Verifying Software Updaters

CERT Tapioca can be used to easily observe if an application uses HTTP or non-validated HTTPS traffic for updates. Any update traffic that appears in the Tapioca mitmproxy window is an indication that the update uses an insecure transport layer. As long as the mitmproxy root CA certificate is not installed on the client system, the only traffic that will appear in the mitmproxy window will be HTTP traffic and HTTPS traffic that is not checked for a trusted root CA, both of which are insecure.

Determining whether an application validates the digital signatures of updates requires a little more work. Essentially, you need to intercept the update and redirect it to an update under your control that is either unsigned or signed by another vendor.

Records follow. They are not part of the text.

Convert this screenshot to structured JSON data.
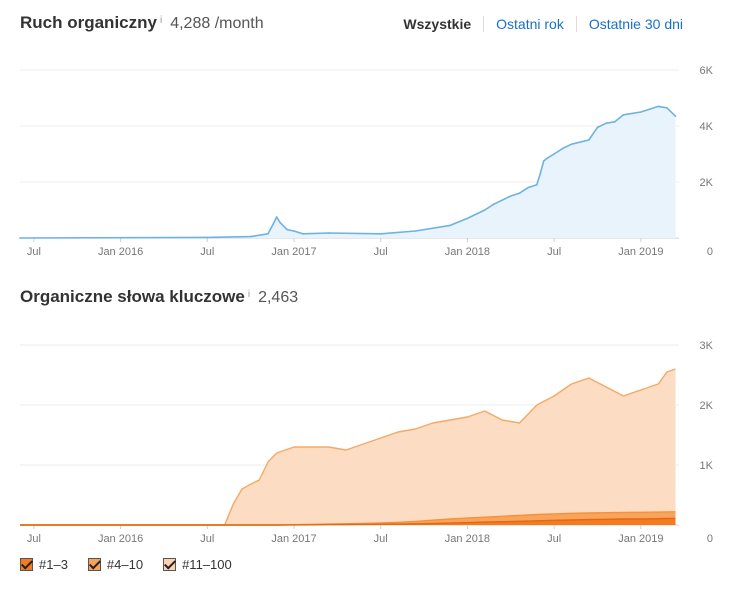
{
  "traffic": {
    "title": "Ruch organiczny",
    "info": "i",
    "value": "4,288 /month"
  },
  "tabs": [
    {
      "label": "Wszystkie",
      "active": true
    },
    {
      "label": "Ostatni rok",
      "active": false
    },
    {
      "label": "Ostatnie 30 dni",
      "active": false
    }
  ],
  "keywords": {
    "title": "Organiczne słowa kluczowe",
    "info": "i",
    "value": "2,463"
  },
  "legend": [
    {
      "label": "#1–3",
      "color": "#f47b20"
    },
    {
      "label": "#4–10",
      "color": "#f7a25a"
    },
    {
      "label": "#11–100",
      "color": "#fcd3b0"
    }
  ],
  "chart_data": [
    {
      "type": "line",
      "name": "Ruch organiczny",
      "color": "#6cb3e2",
      "fill": "#e9f3fc",
      "xlim": [
        2015.42,
        2019.22
      ],
      "ylim": [
        0,
        6000
      ],
      "x_ticks": [
        {
          "t": 2015.5,
          "label": "Jul"
        },
        {
          "t": 2016.0,
          "label": "Jan 2016"
        },
        {
          "t": 2016.5,
          "label": "Jul"
        },
        {
          "t": 2017.0,
          "label": "Jan 2017"
        },
        {
          "t": 2017.5,
          "label": "Jul"
        },
        {
          "t": 2018.0,
          "label": "Jan 2018"
        },
        {
          "t": 2018.5,
          "label": "Jul"
        },
        {
          "t": 2019.0,
          "label": "Jan 2019"
        }
      ],
      "y_ticks": [
        {
          "v": 6000,
          "label": "6K"
        },
        {
          "v": 4000,
          "label": "4K"
        },
        {
          "v": 2000,
          "label": "2K"
        },
        {
          "v": 0,
          "label": "0"
        }
      ],
      "x": [
        2015.42,
        2016.5,
        2016.75,
        2016.85,
        2016.88,
        2016.9,
        2016.92,
        2016.96,
        2017.0,
        2017.05,
        2017.2,
        2017.5,
        2017.7,
        2017.9,
        2018.0,
        2018.1,
        2018.15,
        2018.2,
        2018.25,
        2018.3,
        2018.35,
        2018.4,
        2018.42,
        2018.44,
        2018.46,
        2018.5,
        2018.55,
        2018.6,
        2018.7,
        2018.75,
        2018.8,
        2018.85,
        2018.9,
        2019.0,
        2019.05,
        2019.1,
        2019.15,
        2019.2
      ],
      "y": [
        0,
        20,
        50,
        150,
        500,
        750,
        550,
        300,
        250,
        150,
        180,
        150,
        250,
        450,
        700,
        1000,
        1200,
        1350,
        1500,
        1600,
        1800,
        1900,
        2300,
        2750,
        2850,
        3000,
        3200,
        3350,
        3500,
        3950,
        4100,
        4150,
        4400,
        4500,
        4600,
        4700,
        4650,
        4350
      ]
    },
    {
      "type": "area",
      "name": "Organiczne słowa kluczowe",
      "xlim": [
        2015.42,
        2019.22
      ],
      "ylim": [
        0,
        3000
      ],
      "x_ticks": [
        {
          "t": 2015.5,
          "label": "Jul"
        },
        {
          "t": 2016.0,
          "label": "Jan 2016"
        },
        {
          "t": 2016.5,
          "label": "Jul"
        },
        {
          "t": 2017.0,
          "label": "Jan 2017"
        },
        {
          "t": 2017.5,
          "label": "Jul"
        },
        {
          "t": 2018.0,
          "label": "Jan 2018"
        },
        {
          "t": 2018.5,
          "label": "Jul"
        },
        {
          "t": 2019.0,
          "label": "Jan 2019"
        }
      ],
      "y_ticks": [
        {
          "v": 3000,
          "label": "3K"
        },
        {
          "v": 2000,
          "label": "2K"
        },
        {
          "v": 1000,
          "label": "1K"
        },
        {
          "v": 0,
          "label": "0"
        }
      ],
      "x": [
        2015.42,
        2016.6,
        2016.65,
        2016.7,
        2016.75,
        2016.8,
        2016.85,
        2016.9,
        2017.0,
        2017.1,
        2017.2,
        2017.3,
        2017.4,
        2017.5,
        2017.6,
        2017.7,
        2017.8,
        2017.9,
        2018.0,
        2018.1,
        2018.2,
        2018.3,
        2018.4,
        2018.5,
        2018.6,
        2018.7,
        2018.8,
        2018.9,
        2019.0,
        2019.1,
        2019.15,
        2019.2
      ],
      "series": [
        {
          "name": "#11–100",
          "color": "#fcdcc3",
          "stroke": "#f5a965",
          "values": [
            0,
            0,
            350,
            600,
            680,
            750,
            1050,
            1200,
            1300,
            1300,
            1300,
            1250,
            1350,
            1450,
            1550,
            1600,
            1700,
            1750,
            1800,
            1900,
            1750,
            1700,
            2000,
            2150,
            2350,
            2450,
            2300,
            2150,
            2250,
            2350,
            2550,
            2600
          ]
        },
        {
          "name": "#4–10",
          "color": "#f9a45c",
          "stroke": "#f7903a",
          "values": [
            0,
            0,
            0,
            0,
            0,
            0,
            0,
            0,
            5,
            10,
            15,
            20,
            25,
            35,
            45,
            60,
            80,
            100,
            115,
            130,
            145,
            160,
            175,
            185,
            195,
            200,
            205,
            210,
            212,
            215,
            218,
            220
          ]
        },
        {
          "name": "#1–3",
          "color": "#f47b20",
          "stroke": "#e5670e",
          "values": [
            0,
            0,
            0,
            0,
            0,
            0,
            0,
            0,
            2,
            4,
            6,
            8,
            10,
            12,
            15,
            20,
            25,
            32,
            40,
            48,
            55,
            62,
            70,
            78,
            85,
            90,
            95,
            100,
            102,
            105,
            108,
            110
          ]
        }
      ]
    }
  ]
}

A "Belt and Suspenders" Approach to Updates

If an update mechanism uses HTTPS, it should ensure that a software update mechanism is only communicating with a legitimate update server, right? And shouldn't that be enough to ensure a secure update? Well, not exactly.

First, HTTPS is not without flaws. There have been a number of flaws in various protocols and ciphersuites supported by HTTPS, including FREAK, DROWN, BEAST, CRIME, BREACH, and POODLE. These known flaws, which were fixed in HTTPS communications using modern TLS protocols, can weaken the confidentiality, integrity, and authenticity goals that HTTPS aims to provide. It is also important to realize that even without such flaws, HTTPS without pinning can ensure website authenticity only to the level that the PKI and certificate authority architecture allow. See Moxie Marlinspike's post SSL and the Future of Authenticity for more details.

HTTPS flaws and other weaknesses aside, using HTTPS without signature-validated updates leaves a large open hole that can be attacked. What happens if an attacker can compromise an update server? If software update signatures are not validated, a compromise of a single server can result in malicious software being deployed to all clients. There is evidence that this is exactly what happened in the case of MEDoc.

virus_attack.pngSource: / Google translate

Using HTTPS can help to ensure both the transport layer security as well as the identity of the update server. Validating digital signatures of the updates themselves can help limit the damage even if the update server is compromised. Both of these aspects are vital to the operation of a secure software update mechanism.

Conclusion and Recommendations

Despite evilgrade being a publicly-known attack for about seven years now, it is still a problem. Because of the nature of how software is traditionally installed on Windows and Mac systems, we live in a world where every application may end up implementing its own auto-update mechanism independently. And as we are seeing, software vendors are frequently making mistakes in these updaters. Linux and other operating systems that use package-management systems appear to be less affected by this problem, due to the centralized channel through which software is installed.

Recommendations for Users

So what can end users do to protect themselves? Here are my recommendations:

  • Especially when on untrusted networks, be wary of automatic updates. When possible, retrieve updates using your web browser from the vendor's HTTPS website. Popular applications from major vendors are less likely to contain vulnerable update mechanisms, but any software update mechanism has the possibility of being susceptible to attack.
  • For any application you use that contains an update mechanism, verify that the update is at least not vulnerable to a MITM attack by performing the update using CERT Tapioca as an internet source. Virtual machines make this testing easier.

Recommendations for Developers

What can software developers do to provide software updates that are secure? Here are my recommendations:

  • If your software has an update mechanism, ensure that it both:
    • Uses properly validated HTTPS for a communications channel instead of HTTP
    • Validates digital signatures of retrieved updates before installing them
  • To protect against an update server compromise affecting your users, ensure that the code signing key is not present on the update server itself. To increase protection against malicious updates, ensure the code signing key is offline, or otherwise unavailable to an attacker.